Since the Public Health Service began recording statistics on trichinosis in 1947, the number of cases reported by state health departments each year has declined. In the late 1940s, health departments reported an average of 400 cases and 10-15 deaths each year;[1]

It's mortality rate decreased from 2-3% to about 1% in the mid 1980s.

from 1982 through 1986, the number declined to an average of 57 cases per year and a total of three deaths for the period.

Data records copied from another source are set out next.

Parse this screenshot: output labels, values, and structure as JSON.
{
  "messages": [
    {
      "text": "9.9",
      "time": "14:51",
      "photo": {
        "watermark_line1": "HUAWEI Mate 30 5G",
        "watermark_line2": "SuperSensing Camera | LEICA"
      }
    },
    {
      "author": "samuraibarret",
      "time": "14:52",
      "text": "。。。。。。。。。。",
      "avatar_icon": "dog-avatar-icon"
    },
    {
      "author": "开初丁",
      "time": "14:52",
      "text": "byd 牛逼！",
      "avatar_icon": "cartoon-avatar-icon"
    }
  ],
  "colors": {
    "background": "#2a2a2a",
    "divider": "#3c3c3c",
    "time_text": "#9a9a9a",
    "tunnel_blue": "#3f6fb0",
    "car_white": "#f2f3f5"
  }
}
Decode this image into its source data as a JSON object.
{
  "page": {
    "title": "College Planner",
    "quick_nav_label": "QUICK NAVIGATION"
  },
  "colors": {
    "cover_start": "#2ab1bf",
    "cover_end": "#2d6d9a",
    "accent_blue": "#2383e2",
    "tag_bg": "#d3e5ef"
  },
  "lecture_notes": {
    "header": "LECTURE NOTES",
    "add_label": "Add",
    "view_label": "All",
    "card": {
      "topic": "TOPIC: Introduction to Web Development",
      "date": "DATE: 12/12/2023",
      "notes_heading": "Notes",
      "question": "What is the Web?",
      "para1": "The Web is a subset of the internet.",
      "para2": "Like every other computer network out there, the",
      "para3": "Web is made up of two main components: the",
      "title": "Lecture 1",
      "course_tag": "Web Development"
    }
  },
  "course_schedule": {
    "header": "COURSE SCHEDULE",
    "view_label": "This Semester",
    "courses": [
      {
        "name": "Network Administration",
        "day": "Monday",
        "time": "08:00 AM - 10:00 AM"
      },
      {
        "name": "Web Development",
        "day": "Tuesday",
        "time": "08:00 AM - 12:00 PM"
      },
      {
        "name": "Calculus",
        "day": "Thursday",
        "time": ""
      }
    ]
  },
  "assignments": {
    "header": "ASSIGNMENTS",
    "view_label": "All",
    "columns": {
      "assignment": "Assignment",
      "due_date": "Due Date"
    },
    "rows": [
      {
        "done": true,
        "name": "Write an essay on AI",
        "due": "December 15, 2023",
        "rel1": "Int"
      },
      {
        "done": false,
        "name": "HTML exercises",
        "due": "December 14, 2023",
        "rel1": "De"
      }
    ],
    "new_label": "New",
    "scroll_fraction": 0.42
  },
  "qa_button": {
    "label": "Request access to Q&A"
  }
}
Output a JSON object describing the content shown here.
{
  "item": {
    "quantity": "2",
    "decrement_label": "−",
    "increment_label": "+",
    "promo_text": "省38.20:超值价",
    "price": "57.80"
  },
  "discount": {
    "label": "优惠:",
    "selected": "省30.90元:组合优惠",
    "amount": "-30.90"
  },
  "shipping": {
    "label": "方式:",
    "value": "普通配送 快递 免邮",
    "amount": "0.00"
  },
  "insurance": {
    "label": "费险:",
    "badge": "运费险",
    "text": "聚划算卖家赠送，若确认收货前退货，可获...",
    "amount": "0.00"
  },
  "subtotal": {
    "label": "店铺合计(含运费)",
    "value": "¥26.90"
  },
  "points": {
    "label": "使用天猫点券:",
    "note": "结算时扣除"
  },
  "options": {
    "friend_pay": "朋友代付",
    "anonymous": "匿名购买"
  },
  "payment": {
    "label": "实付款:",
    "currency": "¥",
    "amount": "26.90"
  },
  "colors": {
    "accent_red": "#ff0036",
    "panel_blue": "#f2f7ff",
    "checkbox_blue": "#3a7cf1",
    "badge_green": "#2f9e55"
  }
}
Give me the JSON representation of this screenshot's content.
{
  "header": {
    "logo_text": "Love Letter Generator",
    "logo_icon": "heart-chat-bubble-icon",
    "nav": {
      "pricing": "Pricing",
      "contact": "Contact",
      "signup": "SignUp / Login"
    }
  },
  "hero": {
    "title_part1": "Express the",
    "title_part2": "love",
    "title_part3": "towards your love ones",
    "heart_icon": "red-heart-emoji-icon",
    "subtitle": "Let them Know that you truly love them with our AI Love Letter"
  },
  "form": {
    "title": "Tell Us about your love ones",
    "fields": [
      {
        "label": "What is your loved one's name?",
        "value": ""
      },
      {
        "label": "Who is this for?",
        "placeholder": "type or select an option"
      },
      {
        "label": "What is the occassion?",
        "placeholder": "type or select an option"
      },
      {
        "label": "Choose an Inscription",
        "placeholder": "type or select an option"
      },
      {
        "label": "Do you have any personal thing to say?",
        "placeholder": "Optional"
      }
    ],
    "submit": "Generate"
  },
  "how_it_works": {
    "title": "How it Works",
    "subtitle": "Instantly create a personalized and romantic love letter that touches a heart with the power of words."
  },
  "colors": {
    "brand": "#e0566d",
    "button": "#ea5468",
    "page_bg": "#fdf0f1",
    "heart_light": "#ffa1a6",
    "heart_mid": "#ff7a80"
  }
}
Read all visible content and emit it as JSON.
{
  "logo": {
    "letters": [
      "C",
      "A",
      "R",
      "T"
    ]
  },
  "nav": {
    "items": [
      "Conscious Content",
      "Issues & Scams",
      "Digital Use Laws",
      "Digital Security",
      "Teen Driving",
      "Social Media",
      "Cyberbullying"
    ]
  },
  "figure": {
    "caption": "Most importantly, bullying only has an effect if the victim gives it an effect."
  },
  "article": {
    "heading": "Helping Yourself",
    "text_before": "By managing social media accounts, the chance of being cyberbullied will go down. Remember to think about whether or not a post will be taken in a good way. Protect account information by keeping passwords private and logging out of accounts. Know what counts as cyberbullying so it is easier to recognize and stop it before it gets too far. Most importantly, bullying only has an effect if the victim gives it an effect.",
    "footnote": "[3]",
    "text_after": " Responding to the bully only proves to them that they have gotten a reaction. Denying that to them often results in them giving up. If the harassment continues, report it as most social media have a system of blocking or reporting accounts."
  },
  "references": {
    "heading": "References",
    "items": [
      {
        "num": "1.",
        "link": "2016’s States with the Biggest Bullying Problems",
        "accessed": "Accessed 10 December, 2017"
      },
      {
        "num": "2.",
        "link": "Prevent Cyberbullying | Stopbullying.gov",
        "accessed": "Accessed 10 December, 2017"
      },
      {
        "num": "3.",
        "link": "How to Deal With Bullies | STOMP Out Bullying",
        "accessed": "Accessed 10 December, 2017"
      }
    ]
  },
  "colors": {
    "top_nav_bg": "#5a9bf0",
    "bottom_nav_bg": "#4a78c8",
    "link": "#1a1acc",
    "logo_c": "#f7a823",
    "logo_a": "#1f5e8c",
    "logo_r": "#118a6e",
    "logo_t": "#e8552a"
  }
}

From 1987 through 1990, 206 cases of trichinosis from 22 states, including 14 multiple-case outbreaks, were reported to CDC. In 1990, two large outbreaks associated with commercial pork accounted for 106 cases.[1]

Currently, it's mortality rate is about 1% in the United States.

The mortality rate of trichinosis is about 1%.[2]

Trichinosis caused many deaths in Thailand in 1981:

In 1980, trichinosis was reported, the infection being caused by the consumption of wild squirrel[11]. An epidemic of trichinosis involving 177 patients and 13 deaths occurred in 1981. The highest annual number of hospital recorded trichinosis cases was 557 in 1983.[3]

[1] http://europepmc.org/abstract/med/1770927

[2] http://www.encyclopedia.com/medicine/diseases-and-conditions/pathology/trichinosis

[3] https://www.researchgate.net/profile/Soraya_Kaewpitoon/publication/5289716_Food-borne_parasitic_zoonosis_distribution_of_trichinosis_in_Thailand/links/00b7d5334b716892f4000000.pdf

  • 2
    To give it a bit more context - that 1% chance of dying from trichina assumes that you actually got the disease in the first place. The chance of dying from it will be way smaller than that when you consider the number of people who eat pork and the number of people who actually got the disease.